Cambridge Children’s Hospital is the first of its kind to treat the whole child, seamlessly integrating mental and physical healthcare, and thus helping to re-conceive child health provision and disease prevention, starting at birth. In an article for the University of Cambridge’s Alumni magazine, Professor Tamsin Ford and Professor David Rowitch discuss how the new hospital and on-site research centre are set to transform the way we treat – and prevent – mental and physical illness in children. Both Tamsin and David sit on the Joint Delivery Board for Cambridge Children’s Hospital.
A 5,000m² research institute, made up of six discrete but closely connected and highly collaborative research centres, will sit at the heart of Cambridge Children’s Hospital.
“The seeds of many long-term health conditions that people suffer in middle and old age often lie in childhood and adolescence,” says Tamsin, who is Professor of Child and Adolescent Psychiatry at the university. She cites a particularly alarming statistic – that if you have a severe mental illness, your life expectancy is reduced by 15 to 30 years.
Today’s young people are tomorrow’s parents
she says. “So, the benefit they get from better research and treatments and early interventions will transmit to the next generation.”
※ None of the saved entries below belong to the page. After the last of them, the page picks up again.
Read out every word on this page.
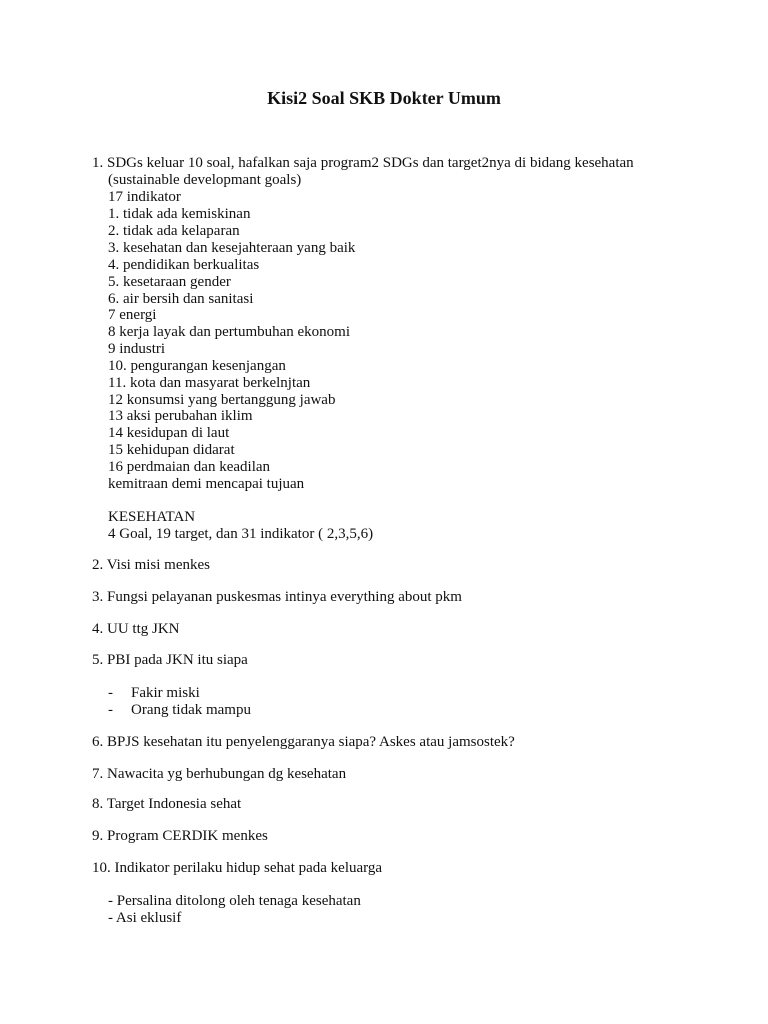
Kisi2 Soal SKB Dokter Umum
1. SDGs keluar 10 soal, hafalkan saja program2 SDGs dan target2nya di bidang kesehatan
(sustainable developmant goals)
17 indikator
1. tidak ada kemiskinan
2. tidak ada kelaparan
3. kesehatan dan kesejahteraan yang baik
4. pendidikan berkualitas
5. kesetaraan gender
6. air bersih dan sanitasi
7 energi
8 kerja layak dan pertumbuhan ekonomi
9 industri
10. pengurangan kesenjangan
11. kota dan masyarat berkelnjtan
12 konsumsi yang bertanggung jawab
13 aksi perubahan iklim
14 kesidupan di laut
15 kehidupan didarat
16 perdmaian dan keadilan
kemitraan demi mencapai tujuan
KESEHATAN
4 Goal, 19 target, dan 31 indikator ( 2,3,5,6)
2. Visi misi menkes
3. Fungsi pelayanan puskesmas intinya everything about pkm
4. UU ttg JKN
5. PBI pada JKN itu siapa
- Fakir miski
- Orang tidak mampu
6. BPJS kesehatan itu penyelenggaranya siapa? Askes atau jamsostek?
7. Nawacita yg berhubungan dg kesehatan
8. Target Indonesia sehat
9. Program CERDIK menkes
10. Indikator perilaku hidup sehat pada keluarga
- Persalina ditolong oleh tenaga kesehatan
- Asi eklusif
David, who is the university’s Head of Department of Paediatrics, says a new hospital model is much needed and one that will be a transformation in culture. “Cambridge Children’s will harness the University’s extraordinary expertise to fulfil both a worldwide and an NHS need to tackle the mental health crisis in young people. And it will be holistic, recognising that you can’t disassociate body and mind.”
Cambridge Children’s is an incredible opportunity to do things differently, he believes. “We need a new way to deal with healthcare challenges today, because it’s clear the old ways aren’t working.”